With enough left over to invest in getting a new business off the ground without the risk of needing to mortgage the house, I felt I could give Kiera the security and consistency she'd need to start rebuilding her life; to have a chance of rebuilding
herself
. It would be hard, for both of us. But it was better than any of the alternatives I could think of.
Pay attention, because this next bit's important.
You're going to wonder why I'm telling you about our new neighbours. Seems a bit odd, right, given all the other things I could be telling you about? But stick with it. If you really pay attention, you'll get a head start on what's going to happen later.
So yeah, pure chance came back for another shot at my life. It turned out that the house I'd found was next-door to a couple, Keith and Sarah, who were a good ten years older than me but had two young children; Josh and Jadie. They were everything you could want from new neighbours; welcoming but not overbearing, friendly but not intrusive.
For Kiera's sake, I told them early on about Katie's death and the reason for our relocation. They were compassionate and understanding, gently letting Josh and Jadie know so that they wouldn't ask Kiera awkward questions. Good people. Decent people. Kind people.
That didn't stop me from betraying them pretty horribly. But that was years later. I'll get to that.
Kiera and I settled in to our new life as best we could. And the kids next door certainly played their part in helping my daughter to feel welcome. I didn't see much of nine-year-old Josh but his little sister Jadie - who, it turned out, was just a few months older than Kiera - soon became a regular visitor to our house. With Keith working overseas much of the time and Sarah a busy accountant, I was only too happy to look after their daughter as it meant company for Kiera.
Before long I found myself juggling my own work hours to maximise the time the girls could spend together. I desperately wanted my broken little angel to make new friends who could help her put herself back together. And a playmate who lived next door and went to the same school seemed like an ideal companion; someone who might just bring some childish joy back into her world and make her forget, if only momentarily, what had brought her here.

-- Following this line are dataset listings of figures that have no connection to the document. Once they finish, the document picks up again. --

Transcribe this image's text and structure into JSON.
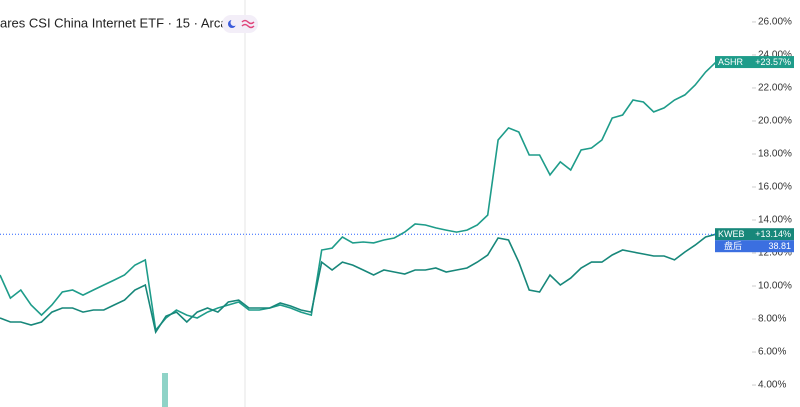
{
  "chart_data": {
    "type": "line",
    "title": "ares CSI China Internet ETF · 15 · Arca",
    "ylim": [
      2.67,
      27.33
    ],
    "yticks": [
      {
        "value": 4,
        "label": "4.00%"
      },
      {
        "value": 6,
        "label": "6.00%"
      },
      {
        "value": 8,
        "label": "8.00%"
      },
      {
        "value": 10,
        "label": "10.00%"
      },
      {
        "value": 12,
        "label": "12.00%"
      },
      {
        "value": 14,
        "label": "14.00%"
      },
      {
        "value": 16,
        "label": "16.00%"
      },
      {
        "value": 18,
        "label": "18.00%"
      },
      {
        "value": 20,
        "label": "20.00%"
      },
      {
        "value": 22,
        "label": "22.00%"
      },
      {
        "value": 24,
        "label": "24.00%"
      },
      {
        "value": 26,
        "label": "26.00%"
      }
    ],
    "series": [
      {
        "name": "ASHR",
        "color": "#1e9c8a",
        "tag": {
          "value": 23.57,
          "label": "+23.57%"
        },
        "values": [
          10.67,
          9.27,
          9.76,
          8.85,
          8.24,
          8.85,
          9.64,
          9.76,
          9.45,
          9.76,
          10.06,
          10.36,
          10.67,
          11.27,
          11.58,
          7.33,
          8.06,
          8.55,
          8.24,
          8.06,
          8.42,
          8.67,
          8.85,
          9.03,
          8.55,
          8.55,
          8.67,
          8.85,
          8.67,
          8.42,
          8.24,
          12.18,
          12.3,
          12.97,
          12.61,
          12.67,
          12.61,
          12.79,
          12.91,
          13.27,
          13.76,
          13.7,
          13.52,
          13.39,
          13.27,
          13.39,
          13.7,
          14.3,
          18.85,
          19.58,
          19.33,
          17.94,
          17.94,
          16.73,
          17.52,
          17.03,
          18.24,
          18.36,
          18.85,
          20.18,
          20.36,
          21.27,
          21.15,
          20.55,
          20.79,
          21.27,
          21.58,
          22.18,
          22.97,
          23.57
        ]
      },
      {
        "name": "KWEB",
        "color": "#17877a",
        "tag": {
          "value": 13.14,
          "label": "+13.14%"
        },
        "values": [
          8.06,
          7.82,
          7.82,
          7.64,
          7.82,
          8.42,
          8.67,
          8.67,
          8.42,
          8.55,
          8.55,
          8.85,
          9.15,
          9.76,
          10.06,
          7.21,
          8.18,
          8.42,
          7.82,
          8.42,
          8.67,
          8.42,
          9.03,
          9.15,
          8.67,
          8.67,
          8.67,
          8.97,
          8.79,
          8.55,
          8.42,
          11.45,
          10.97,
          11.45,
          11.27,
          10.97,
          10.67,
          10.97,
          10.85,
          10.73,
          10.97,
          10.97,
          11.09,
          10.85,
          10.97,
          11.09,
          11.45,
          11.88,
          12.91,
          12.79,
          11.45,
          9.76,
          9.64,
          10.67,
          10.06,
          10.48,
          11.09,
          11.45,
          11.45,
          11.88,
          12.18,
          12.06,
          11.94,
          11.82,
          11.82,
          11.58,
          12.06,
          12.48,
          12.97,
          13.14
        ]
      }
    ],
    "after_hours": {
      "label": "盘后",
      "value": 38.81
    }
  }
}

As it happened, Jadie turned out to be an utter delight. Ferociously intelligent and insatiably curious; it wasn't long at all before she took Kiera under her wing. I think she saw it as her own personal challenge; to fix Kiera and make her happy again.

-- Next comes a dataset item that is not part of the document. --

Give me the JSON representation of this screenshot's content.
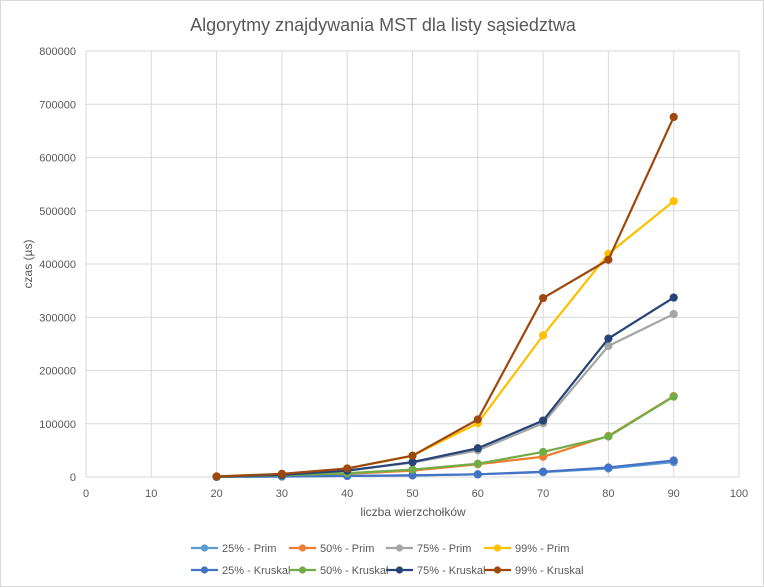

If that sounds trite, well, so be it. But I will never forget finding myself speechless, eyes welling up, when one afternoon - just a couple of months after we had arrived - Jadie had left Kiera playing outside to come and find me indoors.
Looking up at me from under her fringe with her big green eyes, she'd said, "I know it's really sad what happened with Kiera's Mummy but I'm here to look after her now. I'll make her happy, I promise, Mr Baines."
She'd held my gaze for a moment before skipping off again. But she was true to her word. Always positive, always smiling; her infectious enthusiasm for life slowly rubbed off on Kiera as the months went by.
And me? Well, for my own part, the best I can say is that I just about coped in those early days. Barely. Sure, it made it easier to see some hope for Kiera but still, I would often descend into black depression for days on end. And whilst I was glad that Kiera had new friends in her life, for me it seemed like nobody could replace my beautiful Katie.